5 Questions That’ll Bring You Closer to Your Dad
These questions—both mundane and more serious—can help you build a deeper relationship with your father.
1 What Is Your First Memory as My Father?
It’s gratifying to be told what you can’t possibly recall. My sons, both still young, laugh hysterically at tales of their infancy—their refusal to nap, their reliance on a pacifier. I hope someday to explain to them why I still have the blue shirt I wore the day my husband and I sat in a conference room and met our oldest for the first time. It conjures for me that warm October afternoon, our dumbstruck silence in the cab heading to the meeting. Memory is not a record but a theory—a story we tell ourselves, close to the truth but not quite true. But this shirt is proof that my life changed in an instant; it helps me order my story. Asking your father what he remembers may help you tell your own.
Rumaan Alam is the author of the novel Rich and Pretty. He lives in New York City.
2 What Should I Look For in a Partner?
My dates used to have to come over and “meet” with Dad before we went out. He’d make them play pool with him and answer questions (not intimidating at all). I always cringed and just prayed that Dad would let us leave sooner rather than later. Still, I’ve always known how important it is to get my dad’s opinion. My mother is fiercely independent: Her advice is often along the lines of “Make sure you’re able to support yourself so that regardless of what happens, you have yourself to fall back on.” Fathers tend to be protective. Because Dad considers Mom his equal, and because he knows I’m my mother’s daughter, he was able to offer another perspective. His biggest wish for me was that I’d find a partner who wasn’t threatened by my shine and who was confident enough to not be intimidated by any success. Someone who would proudly walk by my side, defend my honor, and encourage me to achieve my dreams. Thankfully, I did.
Ashley Biden is the founder of the socially conscious apparel company Livelihood and the Executive Director of the Delaware Center for Justice in Wilmington, Delaware.
3 What Do You Think Your Later Years Will Look Like?
When my dad was taking care of his older relatives, he thought a lot about what he was looking for when he got older. He forced me to have a talk about it. At first it was awkward—he drew up a contract, and one part said that when a medical professional says it’s time to live in an old-age home, he and my mother will go. I’d always thought he’d want us, his kids, to take care of them at home, but they don’t want to be a burden. I can’t change his mind, and it’s nice that we’ve settled it so there’s no guilt. Frame the question positively: “What is your vision for your retirement and later years?” Open the dialogue early so you don’t have to guess.
Julie Agnew, PHD, is an associate professor at the Raymond A. Mason School of Business at William & Mary and a Research Associate for the Center for Retirement Research at Boston College. She lives in Williamsburg, Virginia.
4 Wanna Go for a Walk?
Research tells us that exercise is the most powerful tool to prevent many diseases, including Alzheimer’s.
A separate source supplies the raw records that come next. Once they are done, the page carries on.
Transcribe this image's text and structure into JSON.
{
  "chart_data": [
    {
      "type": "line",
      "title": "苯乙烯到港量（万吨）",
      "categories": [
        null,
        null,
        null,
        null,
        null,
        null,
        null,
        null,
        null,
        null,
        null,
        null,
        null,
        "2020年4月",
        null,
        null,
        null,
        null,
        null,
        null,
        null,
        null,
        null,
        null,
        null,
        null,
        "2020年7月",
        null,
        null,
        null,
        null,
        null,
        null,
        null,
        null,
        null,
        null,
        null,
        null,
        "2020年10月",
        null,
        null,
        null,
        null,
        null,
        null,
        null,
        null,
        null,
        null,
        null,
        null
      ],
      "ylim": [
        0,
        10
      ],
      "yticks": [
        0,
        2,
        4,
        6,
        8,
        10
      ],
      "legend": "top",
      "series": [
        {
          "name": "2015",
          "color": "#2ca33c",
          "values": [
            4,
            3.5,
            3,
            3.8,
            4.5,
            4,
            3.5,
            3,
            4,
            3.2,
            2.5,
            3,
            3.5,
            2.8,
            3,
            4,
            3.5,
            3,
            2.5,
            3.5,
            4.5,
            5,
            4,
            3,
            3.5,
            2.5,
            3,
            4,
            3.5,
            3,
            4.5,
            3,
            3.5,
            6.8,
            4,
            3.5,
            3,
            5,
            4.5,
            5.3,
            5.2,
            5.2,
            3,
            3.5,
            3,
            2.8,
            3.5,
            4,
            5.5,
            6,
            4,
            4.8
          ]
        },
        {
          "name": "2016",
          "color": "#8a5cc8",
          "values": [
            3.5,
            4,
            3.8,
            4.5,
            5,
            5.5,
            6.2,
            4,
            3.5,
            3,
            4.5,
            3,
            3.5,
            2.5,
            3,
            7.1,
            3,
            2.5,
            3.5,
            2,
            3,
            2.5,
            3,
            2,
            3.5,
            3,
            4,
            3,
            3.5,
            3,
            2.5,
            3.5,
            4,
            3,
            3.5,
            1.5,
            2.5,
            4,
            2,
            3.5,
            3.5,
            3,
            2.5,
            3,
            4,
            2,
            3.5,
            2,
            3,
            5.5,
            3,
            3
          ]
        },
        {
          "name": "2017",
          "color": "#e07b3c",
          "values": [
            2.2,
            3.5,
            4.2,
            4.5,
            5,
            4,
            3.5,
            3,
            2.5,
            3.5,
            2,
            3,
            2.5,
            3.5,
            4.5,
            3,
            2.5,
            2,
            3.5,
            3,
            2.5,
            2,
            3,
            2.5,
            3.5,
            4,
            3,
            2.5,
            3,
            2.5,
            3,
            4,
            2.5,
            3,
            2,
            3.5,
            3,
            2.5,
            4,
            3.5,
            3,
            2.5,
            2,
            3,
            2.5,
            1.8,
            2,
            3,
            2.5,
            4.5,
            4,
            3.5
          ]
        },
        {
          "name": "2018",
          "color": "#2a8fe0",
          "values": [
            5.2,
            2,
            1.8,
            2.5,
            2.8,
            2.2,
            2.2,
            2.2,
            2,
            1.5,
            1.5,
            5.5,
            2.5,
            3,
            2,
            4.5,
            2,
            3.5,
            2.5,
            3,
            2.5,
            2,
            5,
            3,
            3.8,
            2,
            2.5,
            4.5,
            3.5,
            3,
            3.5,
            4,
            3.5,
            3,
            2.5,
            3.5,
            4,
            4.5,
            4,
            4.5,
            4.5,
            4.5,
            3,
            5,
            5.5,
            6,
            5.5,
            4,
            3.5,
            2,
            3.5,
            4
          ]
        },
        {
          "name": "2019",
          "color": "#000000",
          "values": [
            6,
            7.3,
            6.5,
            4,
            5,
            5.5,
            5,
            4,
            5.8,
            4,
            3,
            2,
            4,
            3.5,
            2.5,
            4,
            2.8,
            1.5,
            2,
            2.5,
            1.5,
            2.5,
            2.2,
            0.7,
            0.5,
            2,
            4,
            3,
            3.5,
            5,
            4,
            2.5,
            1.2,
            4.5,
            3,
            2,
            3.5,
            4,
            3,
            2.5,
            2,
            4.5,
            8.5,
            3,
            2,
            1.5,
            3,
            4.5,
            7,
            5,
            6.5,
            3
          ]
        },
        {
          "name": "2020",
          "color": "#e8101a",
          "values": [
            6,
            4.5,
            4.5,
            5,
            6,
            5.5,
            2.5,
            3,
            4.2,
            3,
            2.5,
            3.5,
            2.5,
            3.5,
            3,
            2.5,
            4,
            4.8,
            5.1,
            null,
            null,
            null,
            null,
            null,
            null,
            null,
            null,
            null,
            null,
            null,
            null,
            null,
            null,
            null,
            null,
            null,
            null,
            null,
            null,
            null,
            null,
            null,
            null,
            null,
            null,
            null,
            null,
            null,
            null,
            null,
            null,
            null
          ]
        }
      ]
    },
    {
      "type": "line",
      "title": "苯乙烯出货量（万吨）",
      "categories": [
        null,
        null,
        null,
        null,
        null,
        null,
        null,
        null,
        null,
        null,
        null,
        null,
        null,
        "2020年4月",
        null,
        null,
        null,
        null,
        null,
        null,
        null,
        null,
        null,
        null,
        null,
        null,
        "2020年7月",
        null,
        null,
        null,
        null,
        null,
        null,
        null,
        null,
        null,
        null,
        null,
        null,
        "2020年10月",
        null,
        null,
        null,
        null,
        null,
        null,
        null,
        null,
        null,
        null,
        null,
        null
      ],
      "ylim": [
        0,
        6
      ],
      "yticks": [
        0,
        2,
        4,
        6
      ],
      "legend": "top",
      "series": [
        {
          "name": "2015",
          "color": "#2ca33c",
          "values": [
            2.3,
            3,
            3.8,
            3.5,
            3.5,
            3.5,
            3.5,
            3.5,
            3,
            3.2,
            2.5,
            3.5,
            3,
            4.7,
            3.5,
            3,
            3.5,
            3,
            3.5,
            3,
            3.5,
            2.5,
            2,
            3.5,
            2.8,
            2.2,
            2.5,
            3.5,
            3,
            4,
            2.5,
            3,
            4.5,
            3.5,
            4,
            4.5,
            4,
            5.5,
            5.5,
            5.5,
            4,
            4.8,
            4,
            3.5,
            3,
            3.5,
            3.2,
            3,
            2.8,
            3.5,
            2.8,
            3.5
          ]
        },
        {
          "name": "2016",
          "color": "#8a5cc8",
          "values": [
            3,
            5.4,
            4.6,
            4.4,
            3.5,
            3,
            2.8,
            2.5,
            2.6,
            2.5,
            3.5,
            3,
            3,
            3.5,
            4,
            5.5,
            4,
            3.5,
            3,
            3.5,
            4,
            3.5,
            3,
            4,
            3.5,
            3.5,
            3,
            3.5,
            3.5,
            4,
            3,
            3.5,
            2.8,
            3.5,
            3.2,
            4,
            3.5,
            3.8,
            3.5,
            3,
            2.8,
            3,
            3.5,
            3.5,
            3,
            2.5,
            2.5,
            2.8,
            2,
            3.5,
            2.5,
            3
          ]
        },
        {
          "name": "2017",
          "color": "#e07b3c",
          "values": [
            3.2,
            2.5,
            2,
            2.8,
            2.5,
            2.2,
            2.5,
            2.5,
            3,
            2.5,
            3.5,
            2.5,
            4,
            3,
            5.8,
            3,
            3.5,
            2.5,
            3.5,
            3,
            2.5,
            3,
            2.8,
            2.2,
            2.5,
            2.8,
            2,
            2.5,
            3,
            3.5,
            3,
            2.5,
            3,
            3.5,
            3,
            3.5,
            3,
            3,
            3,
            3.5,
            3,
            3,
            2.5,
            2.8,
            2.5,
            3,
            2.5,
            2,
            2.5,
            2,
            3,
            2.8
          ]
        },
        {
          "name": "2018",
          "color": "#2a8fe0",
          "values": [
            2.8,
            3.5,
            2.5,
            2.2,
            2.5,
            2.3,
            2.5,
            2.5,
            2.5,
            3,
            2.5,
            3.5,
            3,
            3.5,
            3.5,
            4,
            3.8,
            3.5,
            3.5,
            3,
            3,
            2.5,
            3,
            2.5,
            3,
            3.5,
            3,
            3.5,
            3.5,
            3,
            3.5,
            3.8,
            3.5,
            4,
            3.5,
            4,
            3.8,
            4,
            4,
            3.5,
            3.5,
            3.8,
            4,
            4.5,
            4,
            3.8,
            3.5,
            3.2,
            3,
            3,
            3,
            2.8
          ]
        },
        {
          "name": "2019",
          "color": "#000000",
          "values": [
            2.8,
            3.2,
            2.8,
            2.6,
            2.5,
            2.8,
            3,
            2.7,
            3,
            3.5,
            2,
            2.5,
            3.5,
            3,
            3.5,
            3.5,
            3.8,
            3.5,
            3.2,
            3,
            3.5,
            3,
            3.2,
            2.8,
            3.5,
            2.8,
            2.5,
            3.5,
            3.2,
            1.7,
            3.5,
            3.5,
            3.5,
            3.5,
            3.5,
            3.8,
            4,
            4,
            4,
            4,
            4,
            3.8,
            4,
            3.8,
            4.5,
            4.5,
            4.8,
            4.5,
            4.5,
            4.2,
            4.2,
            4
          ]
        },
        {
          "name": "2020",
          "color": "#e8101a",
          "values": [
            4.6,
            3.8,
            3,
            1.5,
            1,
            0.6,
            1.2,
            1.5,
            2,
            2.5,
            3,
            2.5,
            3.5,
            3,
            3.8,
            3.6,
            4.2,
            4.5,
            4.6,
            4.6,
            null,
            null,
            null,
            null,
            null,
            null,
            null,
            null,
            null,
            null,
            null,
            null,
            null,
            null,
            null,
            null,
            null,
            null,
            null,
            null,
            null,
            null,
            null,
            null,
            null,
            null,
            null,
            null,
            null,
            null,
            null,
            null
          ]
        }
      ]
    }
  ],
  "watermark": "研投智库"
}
Along with maintaining a healthy diet, moderate daily activity—a brisk, 30-minute walk is all you need—is a proven intervention that can help increase how long we live and improve how well we live. Another thing that can add happiness and years to your life? Strong family relationships. A stroll together can help there, too.
Pinchas Cohen, MD, is the Dean of the University of Southern California Leonard Davis School of Gerontology in Los Angeles.
5 What Was It Like During the War?
Everyone living in the last century has some kind of wartime memory, whether of Vietnam or the first Gulf War. You’re bound to get some stories, even from a man who didn’t serve. (It would still have been an impactful moment in his life.) If your father is stoic, asking this question can be a good way to break the ice. He may say, “I was in this battalion in such-and-such a province.” From there, you can ask, “Would you mind telling me about it?” If he doesn’t want to say much, he can have the out. But if you have a father who’s been under actual fire, you are likely to learn something new and interesting.
Megan Smolenyak is a genealogist and the author of Who Do You Think You Are? The Essential Guide to Tracing Your Family History. She lives in St. Petersburg, Florida.